Photo by Mandy Oaklander Assorted happiness on a plate.
Petite Sweets' mini cupcakes are the perfect size to down in pairs. The peanut butter and jelly cupcake, which the chefs whipped up on a whim in the kitchen one day, was received so well that it's now a permanent fixture. A soft layer of peanut butter frosting coats the vanilla cake, which is injected with a delicious glob of jelly. It's all topped with a dollop of pink strawberry cream. But my favorite is the carrot cake cupcake. Chopped walnuts rain down on a swirl of moist cream cheese frosting. The cake is cinnamony, carroty, and totally worth hopping into Mr. McGregor's garden for.

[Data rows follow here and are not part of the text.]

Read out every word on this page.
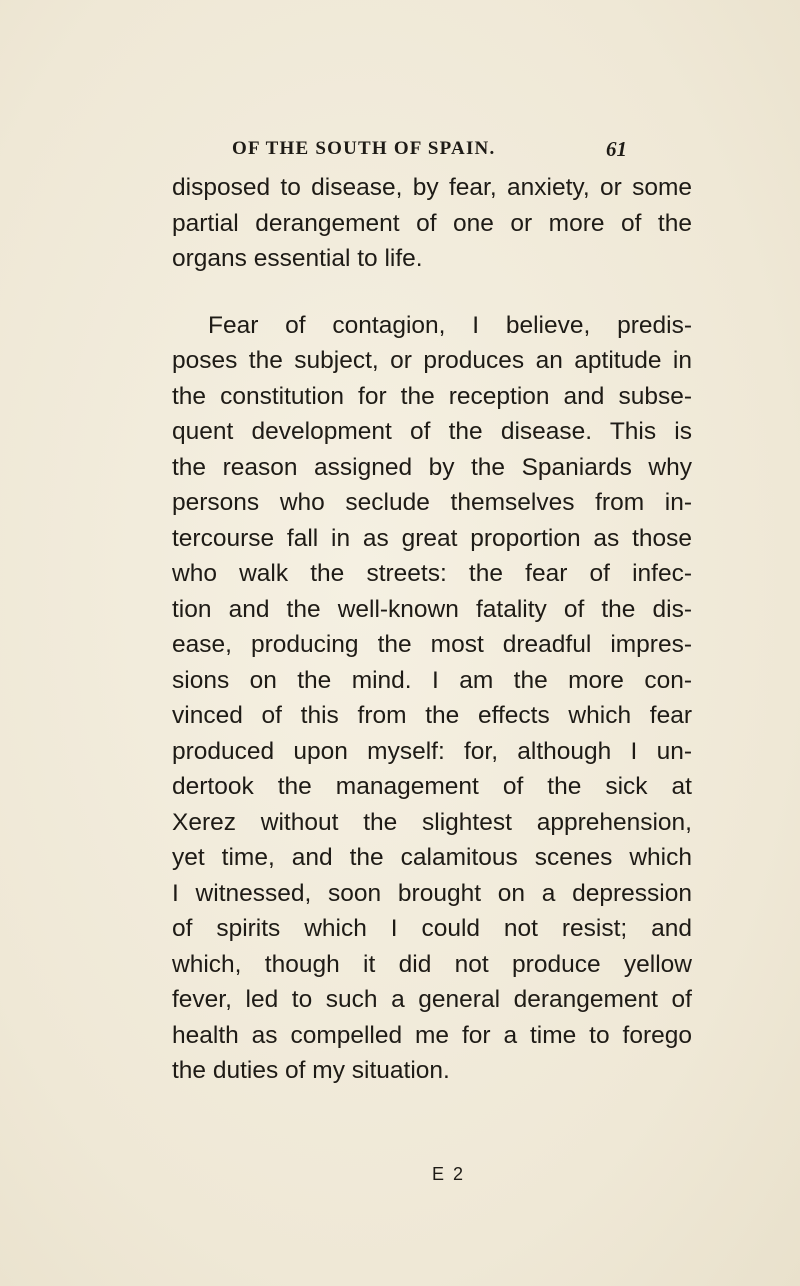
OF THE SOUTH OF SPAIN.	61
disposed to disease, by fear, anxiety, or some
partial derangement of one or more of the
organs essential to life.
Fear of contagion, I believe, predis-
poses the subject, or produces an aptitude in
the constitution for the reception and subse-
quent development of the disease. This is
the reason assigned by the Spaniards why
persons who seclude themselves from in-
tercourse fall in as great proportion as those
who walk the streets: the fear of infec-
tion and the well-known fatality of the dis-
ease, producing the most dreadful impres-
sions on the mind. I am the more con-
vinced of this from the effects which fear
produced upon myself: for, although I un-
dertook the management of the sick at
Xerez without the slightest apprehension,
yet time, and the calamitous scenes which
I witnessed, soon brought on a depression
of spirits which I could not resist; and
which, though it did not produce yellow
fever, led to such a general derangement of
health as compelled me for a time to forego
the duties of my situation.
E 2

Photo by Mandy Oaklander Two mini cupcakes
Out of the two cake balls, the chocolate was my preference, probably because I never matured enough to appreciate lemon. I like my chocolate dense enough to ruin my dinner, and this sphere of thick ganache delivered.
Photo by Mandy Oaklander Chocolate cake ball
But the real reason to visit Petite Sweets is to munch on les macarons.
Two shells sandwich a thick layer of buttercream, and the mini-sandwiches are aged 24 hours before they reach your tongue. The shop serves a dozen flavors. From left to right, these are pistachio, strawberry, and salted caramel. You can't really go wrong: the tops and bottoms of all three are like pillows, and the buttercream is fluffy and smooth. My favorite is the salted caramel: sweet, but with the kick in the pants that sodium packs.
Photo by Mandy Oaklander Three little macarons
For those of you who scream for custard, Petite Sweets has you covered. The custard itself is creamy and excellent, but the real treat is the homemade hot fudge. It's the same stuff that chef Susan Molzan was stirring during our chat - a delicious blend of chocolate, Kahlua, and vanilla. "It's my mother's favorite recipe," Molzan said. "I think of her whenever I make it."